И пока та бегала, Мукосеев говорил Еремееву:

— Видишь, какая баба! Родного мужа продает. Про других говорить нечего.

— На таких бабах жениться не надо, — философически отвечал Еремеев. — Такие бабы пусть со стат у;

´ем каменным живут, который все стерпит. Мужик в их руки даваться не должόн. Дурак тот мужик, который

этого дела не понимает.

4

У Оли было много свободного времени. Комсомольская жизнь на лето замерла, — аспиранты

разъехались из города. Изредка только надо было ходить на заседания бюро райкома. Эти заседания Оля

любила: там всегда происходило что-нибудь интересное, всегда услышишь новое.

Олино время распределялось так: часов до трех дня она занималась, листала книги, делала выписки.

Решив, что из аспирантуры надо непременно уходить, надо непременно начать накапливать свой собственный

самостоятельный опыт в жизни и науке, Оля все же не хотела оставить о себе такое мнение, будто бы она ушла,

потому что не справилась. Ничего подобного: она оставит там множество материалов, которые будут

свидетельствовать совсем об обратном. Заниматься, правда, очень не хотелось, Оля делала над собой отчаянные

усилия и до положенного времени досиживала кое-как.

После трех она начинала готовиться к вечерней встрече с Виктором. Одно за другим перебирала платья,

стояла перед зеркалом, обдумывала каждую деталь своей внешности.

После той встречи, когда произошла трагическая размолвка из-за какой-то девушки, уехавшей на

Дальний Восток, Виктор позвонил Оле назавтра вечером.

Вечер был скверный. Оля и Павел Петрович сидели в кабинете, и Оля расспрашивала Павла Петровича,

почему ушла Варя. Он ответил, что не знает, почему. Оля не верила и настаивала, и даже сказала, что кое-что

слышала возле дверей. Настроение у нее было ужаснейшее. Весь день она ничего не брала в руки, ничего не

делала, только ходила от окна к окну и вздыхала. Вздыхала она так часто и громко, что ей самой это было

противно. С приходом Павла Петровича тоже вот не стало легче.

Они сидели долго, неоткровенные друг с другом, размышлявшие каждый о своем. Оля вздрогнула, когда

зазвонил телефон, поспешно схватилась за трубку.

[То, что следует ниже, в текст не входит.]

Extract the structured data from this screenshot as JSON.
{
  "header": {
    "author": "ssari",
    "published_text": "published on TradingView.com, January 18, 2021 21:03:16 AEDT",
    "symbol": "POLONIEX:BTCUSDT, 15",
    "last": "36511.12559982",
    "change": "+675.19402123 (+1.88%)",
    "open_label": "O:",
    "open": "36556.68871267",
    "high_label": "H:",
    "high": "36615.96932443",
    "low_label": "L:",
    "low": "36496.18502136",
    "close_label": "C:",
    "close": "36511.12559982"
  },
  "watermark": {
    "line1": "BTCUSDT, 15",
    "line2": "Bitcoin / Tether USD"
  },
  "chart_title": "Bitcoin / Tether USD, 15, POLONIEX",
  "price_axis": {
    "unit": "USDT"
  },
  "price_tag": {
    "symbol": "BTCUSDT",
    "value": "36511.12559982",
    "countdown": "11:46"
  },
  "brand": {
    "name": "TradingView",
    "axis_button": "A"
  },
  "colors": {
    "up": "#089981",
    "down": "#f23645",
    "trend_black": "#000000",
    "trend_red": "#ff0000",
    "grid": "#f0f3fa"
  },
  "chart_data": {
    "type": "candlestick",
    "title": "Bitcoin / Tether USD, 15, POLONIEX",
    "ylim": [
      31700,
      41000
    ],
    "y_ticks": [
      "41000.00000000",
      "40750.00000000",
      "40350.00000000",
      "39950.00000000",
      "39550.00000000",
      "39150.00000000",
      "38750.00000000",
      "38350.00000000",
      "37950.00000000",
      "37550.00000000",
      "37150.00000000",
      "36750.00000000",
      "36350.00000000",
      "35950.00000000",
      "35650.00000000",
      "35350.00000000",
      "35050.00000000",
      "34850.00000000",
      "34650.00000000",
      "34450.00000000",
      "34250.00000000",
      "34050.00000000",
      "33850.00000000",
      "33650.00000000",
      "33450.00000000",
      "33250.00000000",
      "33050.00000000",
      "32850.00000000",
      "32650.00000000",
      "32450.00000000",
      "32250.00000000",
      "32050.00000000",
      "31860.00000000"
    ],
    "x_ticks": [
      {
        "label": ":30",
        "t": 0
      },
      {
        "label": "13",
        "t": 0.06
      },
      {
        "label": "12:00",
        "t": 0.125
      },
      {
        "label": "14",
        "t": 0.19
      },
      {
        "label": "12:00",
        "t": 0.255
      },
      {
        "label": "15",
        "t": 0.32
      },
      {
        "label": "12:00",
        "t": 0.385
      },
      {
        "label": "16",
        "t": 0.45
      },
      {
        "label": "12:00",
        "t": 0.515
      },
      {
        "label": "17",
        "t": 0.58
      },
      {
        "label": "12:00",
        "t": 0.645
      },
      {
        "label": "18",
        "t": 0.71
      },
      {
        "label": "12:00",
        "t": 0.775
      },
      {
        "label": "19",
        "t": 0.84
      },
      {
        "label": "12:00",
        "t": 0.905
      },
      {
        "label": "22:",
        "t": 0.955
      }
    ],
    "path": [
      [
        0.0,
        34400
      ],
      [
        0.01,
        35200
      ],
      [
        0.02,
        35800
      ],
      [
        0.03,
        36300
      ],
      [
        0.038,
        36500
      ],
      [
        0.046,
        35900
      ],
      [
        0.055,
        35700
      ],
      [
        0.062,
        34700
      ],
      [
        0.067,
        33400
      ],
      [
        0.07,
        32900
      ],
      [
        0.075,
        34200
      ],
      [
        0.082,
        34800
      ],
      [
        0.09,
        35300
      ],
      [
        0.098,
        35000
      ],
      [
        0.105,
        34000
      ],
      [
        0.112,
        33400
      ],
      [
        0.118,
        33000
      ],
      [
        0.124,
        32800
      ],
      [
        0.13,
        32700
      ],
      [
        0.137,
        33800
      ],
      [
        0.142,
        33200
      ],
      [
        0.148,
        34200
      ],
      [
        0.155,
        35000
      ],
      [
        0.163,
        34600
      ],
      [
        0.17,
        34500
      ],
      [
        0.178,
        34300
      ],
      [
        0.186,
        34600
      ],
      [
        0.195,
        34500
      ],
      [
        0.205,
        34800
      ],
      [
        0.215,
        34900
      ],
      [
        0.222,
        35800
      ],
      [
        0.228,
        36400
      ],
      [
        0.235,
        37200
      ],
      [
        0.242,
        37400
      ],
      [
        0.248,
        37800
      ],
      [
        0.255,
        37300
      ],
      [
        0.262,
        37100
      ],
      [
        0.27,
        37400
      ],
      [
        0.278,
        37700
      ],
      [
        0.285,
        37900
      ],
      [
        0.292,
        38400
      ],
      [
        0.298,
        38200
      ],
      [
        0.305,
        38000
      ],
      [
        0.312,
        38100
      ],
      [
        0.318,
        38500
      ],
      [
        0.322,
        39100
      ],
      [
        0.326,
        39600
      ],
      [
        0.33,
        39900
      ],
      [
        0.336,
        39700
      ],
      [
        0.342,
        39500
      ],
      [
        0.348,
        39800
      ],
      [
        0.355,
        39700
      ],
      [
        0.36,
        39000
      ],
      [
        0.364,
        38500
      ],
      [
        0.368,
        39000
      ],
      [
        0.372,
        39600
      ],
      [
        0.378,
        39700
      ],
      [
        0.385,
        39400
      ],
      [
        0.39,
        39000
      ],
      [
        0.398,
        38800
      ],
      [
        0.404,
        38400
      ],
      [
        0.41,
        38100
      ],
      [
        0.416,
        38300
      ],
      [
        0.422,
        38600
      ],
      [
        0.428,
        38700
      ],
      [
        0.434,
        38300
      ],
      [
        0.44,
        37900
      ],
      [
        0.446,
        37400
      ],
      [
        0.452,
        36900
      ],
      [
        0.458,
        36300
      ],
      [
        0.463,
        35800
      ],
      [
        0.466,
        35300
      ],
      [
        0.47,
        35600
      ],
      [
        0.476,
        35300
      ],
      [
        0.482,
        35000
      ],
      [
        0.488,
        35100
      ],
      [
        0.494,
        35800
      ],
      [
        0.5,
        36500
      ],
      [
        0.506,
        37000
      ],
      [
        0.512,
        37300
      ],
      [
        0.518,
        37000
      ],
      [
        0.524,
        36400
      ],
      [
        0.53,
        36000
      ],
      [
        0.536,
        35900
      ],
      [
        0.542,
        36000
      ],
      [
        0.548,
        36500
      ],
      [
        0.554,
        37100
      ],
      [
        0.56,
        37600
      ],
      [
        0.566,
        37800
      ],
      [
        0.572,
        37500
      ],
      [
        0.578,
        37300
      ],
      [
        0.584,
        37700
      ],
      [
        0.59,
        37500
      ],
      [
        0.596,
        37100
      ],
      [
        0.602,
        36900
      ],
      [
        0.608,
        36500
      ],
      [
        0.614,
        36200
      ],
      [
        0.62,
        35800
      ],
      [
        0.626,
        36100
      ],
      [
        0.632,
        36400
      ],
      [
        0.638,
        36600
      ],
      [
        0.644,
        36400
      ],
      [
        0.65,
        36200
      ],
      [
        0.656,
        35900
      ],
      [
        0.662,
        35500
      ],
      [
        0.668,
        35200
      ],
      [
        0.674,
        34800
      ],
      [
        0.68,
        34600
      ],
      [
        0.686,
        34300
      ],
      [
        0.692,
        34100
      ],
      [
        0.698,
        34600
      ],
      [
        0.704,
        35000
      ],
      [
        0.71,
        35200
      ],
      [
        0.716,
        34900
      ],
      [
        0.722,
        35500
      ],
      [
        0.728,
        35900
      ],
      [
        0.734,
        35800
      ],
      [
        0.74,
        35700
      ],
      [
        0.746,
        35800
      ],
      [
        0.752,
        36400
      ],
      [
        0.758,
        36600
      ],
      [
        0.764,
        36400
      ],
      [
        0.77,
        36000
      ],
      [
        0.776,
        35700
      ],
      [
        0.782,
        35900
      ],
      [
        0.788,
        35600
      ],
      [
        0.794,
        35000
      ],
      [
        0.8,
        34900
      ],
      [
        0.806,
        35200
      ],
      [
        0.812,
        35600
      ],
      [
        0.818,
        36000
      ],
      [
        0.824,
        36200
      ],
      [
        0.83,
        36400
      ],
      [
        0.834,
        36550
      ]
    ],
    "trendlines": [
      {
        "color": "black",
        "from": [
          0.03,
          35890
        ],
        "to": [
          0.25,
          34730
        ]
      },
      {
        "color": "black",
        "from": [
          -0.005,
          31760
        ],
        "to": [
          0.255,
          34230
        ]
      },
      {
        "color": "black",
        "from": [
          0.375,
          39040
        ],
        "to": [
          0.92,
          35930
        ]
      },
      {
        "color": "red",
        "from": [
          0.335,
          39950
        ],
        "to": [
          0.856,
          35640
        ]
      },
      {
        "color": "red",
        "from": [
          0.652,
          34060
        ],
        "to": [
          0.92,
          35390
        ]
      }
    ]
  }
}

— Да, я вас слушаю, — стараясь говорить как можно холоднее и безразличней, ответила она, когда

узнала голос Виктора Журавлева.

Они разговаривали несколько натянуто, но совершенно не упоминая того, что произошло накануне. Жу-

равлев спросил, когда и где они встретятся — сегодня или завтра, лучше бы, конечно, сегодня. Оля хотела

сказать, что больше никогда и нигде, но сказала, что ей все равно, — можно на берегу у моста, а можно и на

бульваре, где живет он, Виктор. Павел Петрович спросил, когда она положила трубку:

— Шнуровкин, конечно?

— Журавлев, папочка! — ответила Оля с отчаянной смелостью. — Ты его знаешь, это ваш сталевар,

который рубит расплавленную сталь рукой. Виктор Журавлев. Он мне нравится.